International Concerns
If rankings are problematical nationally, they present even more challenges globally. Publication counts often stress established refereed journals included in such databases as those of the Institute for Scientific Information (ISI). These are mainly journals published in English and selected with the norms of the major academic systems of the United States and Britain in mind. While English is increasingly the language of science, it is not necessarily the central medium of communication in the humanities, law, and a number of other fields. Using international recognition such as Nobel Prizes as a proxy for excellence downplays the social sciences and humanities, fields in which Nobels are not awarded, and causes further disadvantages for developing countries and smaller universities around the world. Using citation counts as a way of measuring excellence also presents serious problems. Such counts emphasize material in English and journals that are readily available in the larger academic systems. It is well known, for example, that American scientists mainly cite other Americans and tend to ignore scholarship from other countries. This may artificially boost the ranking of US universities. The fact is that essentially all of the measures used to assess quality and construct rankings enhance the stature of the large universities in the major English-speaking centers of science and scholarship and especially the United States and the United Kingdom. It is also the case that universities with medical schools and strength in the hard sciences generally have a significant advantage because these fields generate more external funding, and researchers in them publish more articles.

Conclusion
Rankings and league tables play a useful role. They focus attention on key aspects of academic achievement and may influence policymakers who might otherwise be content to slash budgets and maintain mediocrity. Everyone wants to be “number one,” and countries want to have top-ranking universities. They may stimulate the academic community to strive to improve quality and encourage competition and productivity. Rankings are benchmarks of excellence for the public.
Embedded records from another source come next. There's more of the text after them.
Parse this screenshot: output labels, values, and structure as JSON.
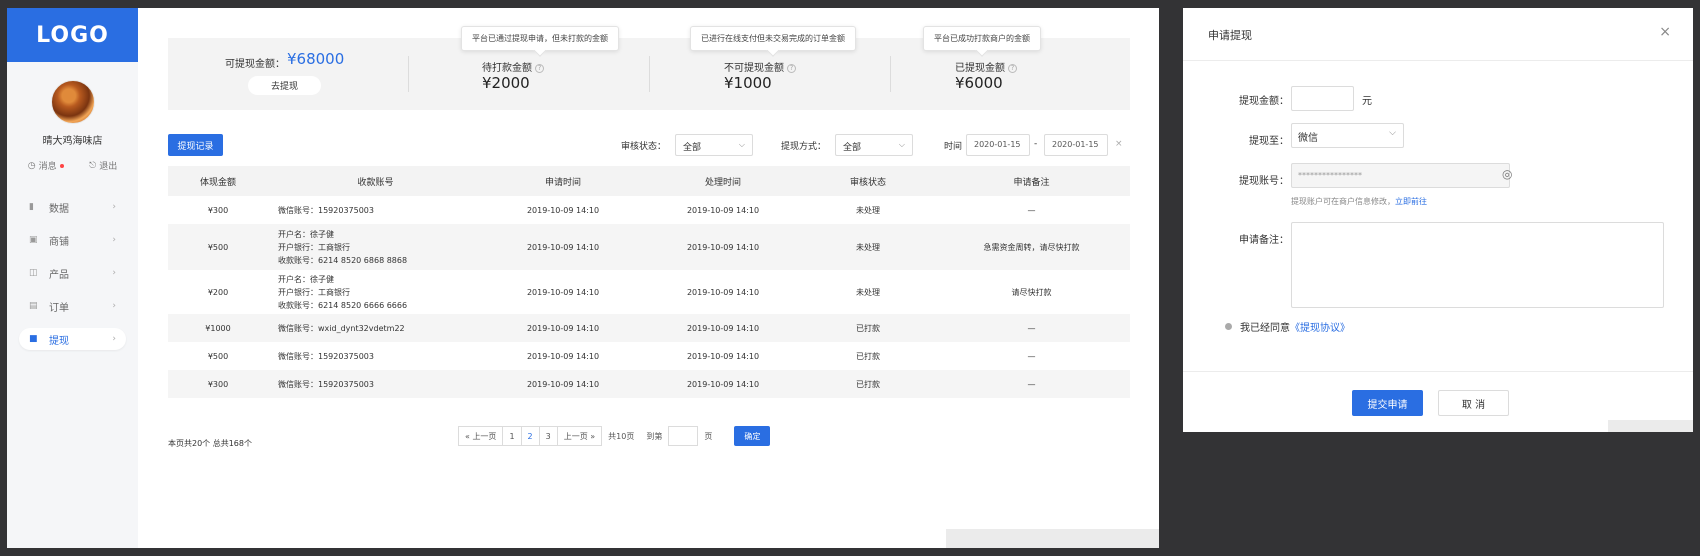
{
  "sidebar": {
    "logo": "LOGO",
    "shop_name": "晴大鸡海味店",
    "messages_label": "消息",
    "logout_label": "退出",
    "nav": [
      {
        "label": "数据",
        "icon": "bar-chart-icon"
      },
      {
        "label": "商铺",
        "icon": "store-icon"
      },
      {
        "label": "产品",
        "icon": "product-icon"
      },
      {
        "label": "订单",
        "icon": "order-icon"
      },
      {
        "label": "提现",
        "icon": "wallet-icon",
        "active": true
      }
    ]
  },
  "summary": {
    "available_label": "可提现金额：",
    "available_value": "¥68000",
    "withdraw_button": "去提现",
    "pending": {
      "label": "待打款金额",
      "value": "¥2000",
      "tip": "平台已通过提现申请，但未打款的金额"
    },
    "unavailable": {
      "label": "不可提现金额",
      "value": "¥1000",
      "tip": "已进行在线支付但未交易完成的订单金额"
    },
    "withdrawn": {
      "label": "已提现金额",
      "value": "¥6000",
      "tip": "平台已成功打款商户的金额"
    }
  },
  "filters": {
    "records_button": "提现记录",
    "status_label": "审核状态：",
    "status_value": "全部",
    "method_label": "提现方式：",
    "method_value": "全部",
    "time_label": "时间",
    "date_from": "2020-01-15",
    "date_sep": "-",
    "date_to": "2020-01-15",
    "clear": "×"
  },
  "table": {
    "headers": [
      "体现金额",
      "收款账号",
      "申请时间",
      "处理时间",
      "审核状态",
      "申请备注"
    ],
    "rows": [
      {
        "amount": "¥300",
        "account": [
          "微信账号：15920375003"
        ],
        "apply_time": "2019-10-09 14:10",
        "process_time": "2019-10-09 14:10",
        "status": "未处理",
        "remark": "—"
      },
      {
        "amount": "¥500",
        "account": [
          "开户名：徐子健",
          "开户银行：工商银行",
          "收款账号：6214 8520 6868 8868"
        ],
        "apply_time": "2019-10-09 14:10",
        "process_time": "2019-10-09 14:10",
        "status": "未处理",
        "remark": "急需资金周转，请尽快打款"
      },
      {
        "amount": "¥200",
        "account": [
          "开户名：徐子健",
          "开户银行：工商银行",
          "收款账号：6214 8520 6666 6666"
        ],
        "apply_time": "2019-10-09 14:10",
        "process_time": "2019-10-09 14:10",
        "status": "未处理",
        "remark": "请尽快打款"
      },
      {
        "amount": "¥1000",
        "account": [
          "微信账号：wxid_dynt32vdetm22"
        ],
        "apply_time": "2019-10-09 14:10",
        "process_time": "2019-10-09 14:10",
        "status": "已打款",
        "remark": "—"
      },
      {
        "amount": "¥500",
        "account": [
          "微信账号：15920375003"
        ],
        "apply_time": "2019-10-09 14:10",
        "process_time": "2019-10-09 14:10",
        "status": "已打款",
        "remark": "—"
      },
      {
        "amount": "¥300",
        "account": [
          "微信账号：15920375003"
        ],
        "apply_time": "2019-10-09 14:10",
        "process_time": "2019-10-09 14:10",
        "status": "已打款",
        "remark": "—"
      }
    ]
  },
  "pagination": {
    "info": "本页共20个  总共168个",
    "first": "« 上一页",
    "pages": [
      "1",
      "2",
      "3"
    ],
    "current": "2",
    "next": "上一页 »",
    "total_pages": "共10页",
    "goto_label": "到第",
    "page_unit": "页",
    "confirm": "确定"
  },
  "dialog": {
    "title": "申请提现",
    "close": "×",
    "amount_label": "提现金额：",
    "amount_value": "",
    "amount_unit": "元",
    "to_label": "提现至：",
    "to_value": "微信",
    "account_label": "提现账号：",
    "account_value": "****************",
    "account_hint": "提现账户可在商户信息修改，",
    "account_hint_link": "立即前往",
    "remark_label": "申请备注：",
    "remark_value": "",
    "agree_text": "我已经同意",
    "agree_link": "《提现协议》",
    "submit": "提交申请",
    "cancel": "取 消"
  },
  "colors": {
    "accent": "#2a6ee2",
    "background": "#333335"
  }
}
And they help to mark differences among academic institutions and in this way help may lead to differentiated goals and missions in academic systems.
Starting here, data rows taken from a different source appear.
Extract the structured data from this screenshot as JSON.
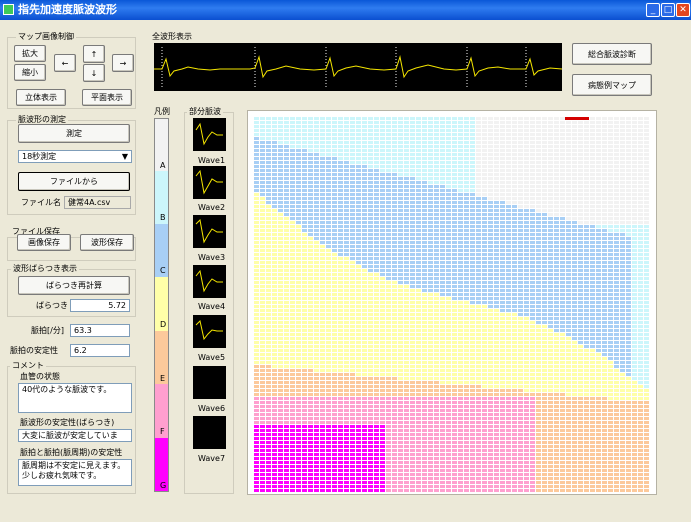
{
  "window": {
    "title": "指先加速度脈波波形"
  },
  "map_control": {
    "title": "マップ画像制御",
    "zoom_in": "拡大",
    "zoom_out": "縮小",
    "up": "↑",
    "down": "↓",
    "left": "←",
    "right": "→",
    "view_3d": "立体表示",
    "view_2d": "平面表示"
  },
  "measure": {
    "title": "脈波形の測定",
    "measure_button": "測定",
    "mode": "18秒測定",
    "from_file": "ファイルから",
    "file_label": "ファイル名",
    "file_value": "健常4A.csv"
  },
  "save": {
    "title": "ファイル保存",
    "image": "画像保存",
    "wave": "波形保存"
  },
  "variation": {
    "title": "波形ばらつき表示",
    "recalc": "ばらつき再計算",
    "label": "ばらつき",
    "value": "5.72"
  },
  "pulse": {
    "label": "脈拍[/分]",
    "value": "63.3"
  },
  "stability": {
    "label": "脈拍の安定性",
    "value": "6.2"
  },
  "comment": {
    "title": "コメント",
    "vessel_label": "血管の状態",
    "vessel_text": "40代のような脈波です。",
    "shape_label": "脈波形の安定性(ばらつき)",
    "shape_text": "大変に脈波が安定しています。",
    "interval_label": "脈拍と脈拍(脈周期)の安定性",
    "interval_text": "脈周期は不安定に見えます。少しお疲れ気味です。"
  },
  "overview": {
    "title": "全波形表示"
  },
  "buttons": {
    "diagnosis": "総合脈波診断",
    "case_map": "病態例マップ"
  },
  "legend": {
    "title": "凡例",
    "labels": [
      "A",
      "B",
      "C",
      "D",
      "E",
      "F",
      "G"
    ],
    "colors": [
      "#f2f2f2",
      "#ccf6fb",
      "#a8cff5",
      "#ffffa8",
      "#fcc99b",
      "#ff9fcf",
      "#ff00ff"
    ]
  },
  "partial": {
    "title": "部分脈波",
    "waves": [
      "Wave1",
      "Wave2",
      "Wave3",
      "Wave4",
      "Wave5",
      "Wave6",
      "Wave7"
    ]
  }
}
Yet, they often measure the wrong things, and they use flawed metrics to do the measurements. They privilege the already privileged and stress certain academic disciplines (mainly in the hard sciences) over others. Rankings ignore key academic roles such as teaching and do not look at all at how students are affected by their academic experience.
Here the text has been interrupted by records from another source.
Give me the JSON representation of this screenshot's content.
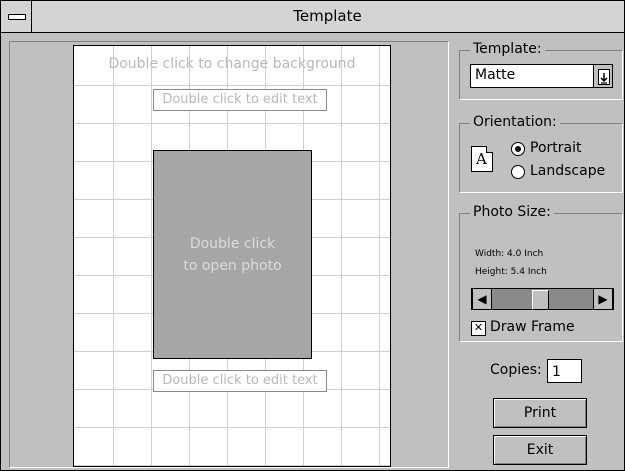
{
  "window": {
    "title": "Template"
  },
  "canvas": {
    "background_hint": "Double click to change background",
    "top_text_placeholder": "Double click to edit text",
    "photo_placeholder_line1": "Double click",
    "photo_placeholder_line2": "to open photo",
    "bottom_text_placeholder": "Double click to edit text"
  },
  "template": {
    "group_label": "Template:",
    "selected": "Matte"
  },
  "orientation": {
    "group_label": "Orientation:",
    "icon_letter": "A",
    "options": [
      "Portrait",
      "Landscape"
    ],
    "selected": "Portrait"
  },
  "photo_size": {
    "group_label": "Photo Size:",
    "width_text": "Width: 4.0 Inch",
    "height_text": "Height: 5.4 Inch",
    "scroll_left_icon": "left-arrow-icon",
    "scroll_right_icon": "right-arrow-icon",
    "draw_frame_label": "Draw Frame",
    "draw_frame_checked": true
  },
  "copies": {
    "label": "Copies:",
    "value": "1"
  },
  "buttons": {
    "print": "Print",
    "exit": "Exit"
  }
}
The solutions to these significant problems will be a difficult task. There are many conflicting interests at play in the “ranking game.” Creating generally agreed criteria that can be used to do the rankings may be a useful first step. Providing appropriate ways of measuring them is also necessary. Transparency throughout the process is central-many of the current rankers are notably unclear about both criteria and methods. Applying the norms and values of the major academic “powers” will not accurately measure quality worldwide, nor will it result in meaningful international rankings. In the competitive and market-oriented academic world of the 21st century, rankings are inevitable and probably necessary. The challenge is to ensure that they provide accurate and relevant assessments, and measure the right things.